Os humanos logo notaram a presença de Broxigar Saurfang. Sobre as muralhas, ao lado do rei, surgiu uma figura baixa, armada com machado e martelo, envolta em relâmpagos.

— Muradin Barbabronze! — Os olhos de Orgrim se estreitaram. Reconheceu o anão ruidoso que desafiava Broxigar. Murmurou:

— Foi ele quem matou o velho Dal... Ah, se o Clã Lâmina Ardente ainda estivesse sob o comando de Dal...

Mal pensou nisso, Orgrim afastou tal ideia. Como comandante lendário, não se permitiria distrações tolas. Voltou a olhar para o rei Terenas II sob a bandeira real, que soava o clarim sobre a muralha.

Aquele rei de quase cinquenta anos lhe lembrava Llane Wrynn, e a cidade de Lordaeron trazia à memória Ventobravo, destruída pela Horda.

Como haviam conquistado aquela cidade tão difícil? Ah, foi Gul’dan. Aquele canalha entregou seu assassino treinado. Foi Havrosen, o meio-orc de lâminas negras, que se infiltrou e matou Llane Wrynn, permitindo a queda de Ventobravo.

Se... Se Garona ainda servisse à Horda, bastaria repetir o mesmo truque.

Mas não, não era mais tão simples. Os humanos eram adversários astutos, sabiam aprender com as derrotas. Já perderam um rei para um assassino da Horda; Terenas II não era imprudente. Se ousava aparecer nas muralhas, era porque estava certo de que não teria o mesmo destino de Llane.

— Então... não há atalhos.

Orgrim apertou o Martelo da Perdição e olhou para trás, na direção sul do Lago Lordamere, onde estava Dalaran, a cidade mágica humana. Se os magos entrassem na luta, o cerco se tornaria ainda mais difícil.

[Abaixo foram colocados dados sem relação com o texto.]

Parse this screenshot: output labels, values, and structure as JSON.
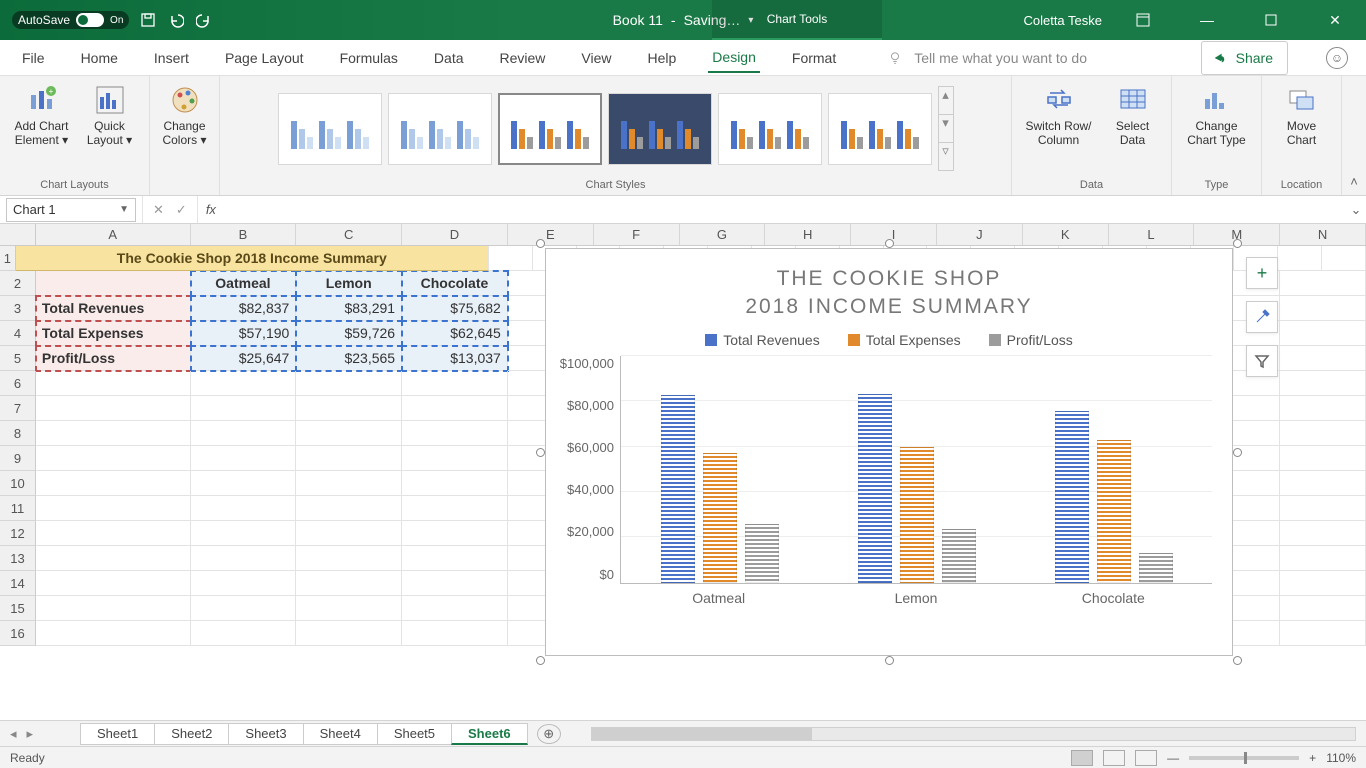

Mas os dragões vermelhos do Clã Presa do Dragão atacariam Dalaran para ganhar tempo para Orgrim; tudo já estava planejado.

Mesmo assim, o chefe supremo sentia-se inquieto. Deixara Gul’dan em Quel’Thalas. Agora percebia o risco—ficara tão eufórico com a rendição de Alterac que negligenciara o perigo do bruxo.

Aquele feiticeiro, que só servia à Horda para salvar a própria pele, realmente trabalharia fielmente pela vitória da Horda? Deixara o corajoso Varok Saurfang de olho nele, mas será que aquele guerreiro severo seria capaz de conter Gul’dan? E quanto ao traiçoeiro Clã Presa do Dragão?

— Ai, tenho poucos homens de confiança... — Quanto mais pensava, mais inquieto ficava Orgrim Martelo da Perdição. Olhou para o martelo, para o lobo rugindo gravado ali.

— Durotan, meu irmão, se estivesse ao meu lado, com tua sabedoria e minha força, uma simples Lordaeron, meros humanos... Maldito Conselho das Sombras! Quando alcançar a vitória, esperem minha vingança, meu irmão—todos os bruxos, todos os canalhas! Um a um, esmagarei seus crânios com minhas próprias mãos!